Os “matrimónios reparadores muitas vezes são nulos”, acrescenta o
Pontífice, recordando que em Buenos Aires “como bispo proibi aos
sacerdotes de fazer isso. Que nasça a criança e que permaneçam noivos.
Quando se sentem preparados para casar-se por toda a vida que sigam
adiante”. Sobre o acesso aos sacramentos para os divorciados recasados –
encontrados no encontro em Tuxtla Gutierrez – o Papa especifica que
“integrar estas famílias na igreja não significa receber a comunhão”. Eu
– explica – conheço católicos recasados que vão à Igreja três ou quatro
vezes ao ano. ‘Sim, mas quero comungar’, como se a comunhão fosse uma
honra. Um trabalho de integração, todas portas são abertas, mas não se
pode dizer que podem fazer a comunhão, isso seria uma ferida nos
matrimónios porque não lhe fará bem, ao casal, aquela via de
integração”.
Cartas de João Paulo II: “O Papa precisa do pensamento das mulheres”
Perguntaram ao Papa Francisco sobre essa recente notícia dada pela
BBC que publicou as cartas privadas de João Paulo II com a filósofa
americana de origem polaca, Anna-Teresa Tymieniecka. Uma relação de
amizade, ao longo de 30 anos, da qual todos estavam cientes. Também
Bergoglio que afirma saber desde que estava em Buenos Aires: “Era algo
que se sabia, também os livros dela são conhecidos”. De acordo com o
Papa, “um homem que não sabe ter uma relação de amizade com uma mulher –
não falo dos misóginos que são doentes – é um homem a quem falta algo.
Eu, por experiência, também peço um conselho, peço a um colaborador, a
um amigo, mas também gosto de sentir o parecer de uma mulher, porque te
dão tanta riqueza, olham as coisas de outro ponto de vista”. Portanto,
“uma amizade com uma mulher não é pecado. Uma relação amorosa com uma
mulher que não seja a tua esposa é um pecado. Mas, o Papa é um homem. O
Papa precisa do pensamento das mulheres. Também o Papa tem um coração
que pode ter uma amizade sadia, santa, com uma mulher. Existem tantos
Santos amigos: Francisco e Clara, Teresa e João da Cruz. Não entendemos
ainda o bem que uma mulher pode fazer na vida de um sacerdote e da
Igreja no sentido do conselho, da ajuda e de uma sadia amizade”.
“Em Guadalupe, orei pela Igreja e pela paz”

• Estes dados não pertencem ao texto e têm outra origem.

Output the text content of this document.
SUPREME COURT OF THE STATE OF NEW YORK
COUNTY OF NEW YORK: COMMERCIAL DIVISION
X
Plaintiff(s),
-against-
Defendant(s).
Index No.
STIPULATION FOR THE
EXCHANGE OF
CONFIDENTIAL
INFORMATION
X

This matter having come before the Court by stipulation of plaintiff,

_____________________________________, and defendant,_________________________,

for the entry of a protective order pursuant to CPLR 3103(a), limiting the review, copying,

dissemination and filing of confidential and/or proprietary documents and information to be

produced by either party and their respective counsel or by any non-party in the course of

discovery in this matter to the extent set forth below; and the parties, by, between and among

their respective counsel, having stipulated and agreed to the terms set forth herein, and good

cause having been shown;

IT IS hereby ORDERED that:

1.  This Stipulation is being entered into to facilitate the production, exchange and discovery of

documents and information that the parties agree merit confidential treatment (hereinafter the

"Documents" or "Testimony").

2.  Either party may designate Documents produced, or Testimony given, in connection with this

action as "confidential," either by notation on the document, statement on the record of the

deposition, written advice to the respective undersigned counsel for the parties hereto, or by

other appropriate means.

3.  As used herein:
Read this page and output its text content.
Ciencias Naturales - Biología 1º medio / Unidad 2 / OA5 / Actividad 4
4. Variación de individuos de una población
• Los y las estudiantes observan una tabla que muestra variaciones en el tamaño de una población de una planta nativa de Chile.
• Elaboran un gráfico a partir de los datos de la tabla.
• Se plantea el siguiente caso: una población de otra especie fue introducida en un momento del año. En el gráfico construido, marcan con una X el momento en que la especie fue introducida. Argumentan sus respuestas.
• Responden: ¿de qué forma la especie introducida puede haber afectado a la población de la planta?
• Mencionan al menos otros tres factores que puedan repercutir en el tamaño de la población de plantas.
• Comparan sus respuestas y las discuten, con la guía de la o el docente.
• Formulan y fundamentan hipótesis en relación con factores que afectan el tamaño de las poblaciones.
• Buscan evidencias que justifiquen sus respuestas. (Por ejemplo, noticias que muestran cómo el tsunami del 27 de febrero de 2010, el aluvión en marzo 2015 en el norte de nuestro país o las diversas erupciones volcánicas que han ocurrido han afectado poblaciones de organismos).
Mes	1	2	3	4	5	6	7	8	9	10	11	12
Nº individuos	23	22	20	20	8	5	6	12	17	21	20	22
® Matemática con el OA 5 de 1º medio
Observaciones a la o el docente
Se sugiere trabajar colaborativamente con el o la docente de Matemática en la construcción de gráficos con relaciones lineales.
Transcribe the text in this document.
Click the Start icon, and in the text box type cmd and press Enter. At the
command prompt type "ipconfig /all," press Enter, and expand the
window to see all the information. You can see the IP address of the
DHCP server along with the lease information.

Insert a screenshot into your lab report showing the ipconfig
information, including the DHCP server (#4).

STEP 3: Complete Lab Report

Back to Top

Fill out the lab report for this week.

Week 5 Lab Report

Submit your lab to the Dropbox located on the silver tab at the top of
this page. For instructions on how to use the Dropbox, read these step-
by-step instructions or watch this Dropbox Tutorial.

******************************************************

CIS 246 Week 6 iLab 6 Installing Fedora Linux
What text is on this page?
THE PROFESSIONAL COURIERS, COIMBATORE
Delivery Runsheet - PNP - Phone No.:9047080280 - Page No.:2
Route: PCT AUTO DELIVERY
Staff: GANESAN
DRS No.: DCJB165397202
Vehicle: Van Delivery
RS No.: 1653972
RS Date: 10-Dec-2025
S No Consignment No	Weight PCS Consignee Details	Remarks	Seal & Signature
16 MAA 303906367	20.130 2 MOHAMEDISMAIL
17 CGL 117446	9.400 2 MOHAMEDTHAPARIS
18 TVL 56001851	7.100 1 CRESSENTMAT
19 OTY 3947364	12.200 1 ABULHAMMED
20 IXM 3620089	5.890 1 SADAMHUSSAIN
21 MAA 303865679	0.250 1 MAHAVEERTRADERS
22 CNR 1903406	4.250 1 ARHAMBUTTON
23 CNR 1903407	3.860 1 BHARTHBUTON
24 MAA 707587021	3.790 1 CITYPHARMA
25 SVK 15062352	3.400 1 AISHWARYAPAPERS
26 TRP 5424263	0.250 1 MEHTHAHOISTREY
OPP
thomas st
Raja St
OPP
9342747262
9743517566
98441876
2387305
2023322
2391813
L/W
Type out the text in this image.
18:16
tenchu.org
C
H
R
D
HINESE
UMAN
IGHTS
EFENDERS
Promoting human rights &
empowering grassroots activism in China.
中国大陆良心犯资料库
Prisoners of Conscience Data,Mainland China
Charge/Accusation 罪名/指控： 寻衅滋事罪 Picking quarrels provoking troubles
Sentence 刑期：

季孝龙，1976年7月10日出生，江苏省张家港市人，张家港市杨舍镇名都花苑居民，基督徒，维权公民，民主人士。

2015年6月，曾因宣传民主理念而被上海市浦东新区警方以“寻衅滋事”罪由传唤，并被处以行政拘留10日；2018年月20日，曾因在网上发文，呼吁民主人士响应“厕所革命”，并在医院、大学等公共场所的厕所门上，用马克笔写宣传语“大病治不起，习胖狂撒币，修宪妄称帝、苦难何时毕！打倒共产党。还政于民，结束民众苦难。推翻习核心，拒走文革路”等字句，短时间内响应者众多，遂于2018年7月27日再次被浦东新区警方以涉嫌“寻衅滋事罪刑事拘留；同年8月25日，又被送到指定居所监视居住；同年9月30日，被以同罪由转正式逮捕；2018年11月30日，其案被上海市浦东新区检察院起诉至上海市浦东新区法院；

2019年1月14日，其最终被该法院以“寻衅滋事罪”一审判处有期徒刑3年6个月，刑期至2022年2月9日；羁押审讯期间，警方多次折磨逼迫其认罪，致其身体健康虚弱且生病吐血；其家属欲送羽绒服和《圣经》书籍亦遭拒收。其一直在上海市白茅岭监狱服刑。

A última pergunta é pessoal: “O que pediu para Nossa Senhora de
Guadalupe?” E “quando sonha, sonha em italiano ou em espanhol?”. “Sonho
em esperanto”, diz simpaticamente o Papa Francisco, explicando que pediu
à Nossa Senhora, padroeira do México, a paz no mundo “e também tantas
coisas. A pobrezinha deve ter ficado cheia… Pedi perdão, pedi que a
Igreja cresça sadia, rezei pelo povo mexicano e pedi para que os
sacerdotes sejam verdadeiros sacerdotes, as freiras verdadeiras freiras,
e os bispos verdadeiros bispos, como o Senhor quer”.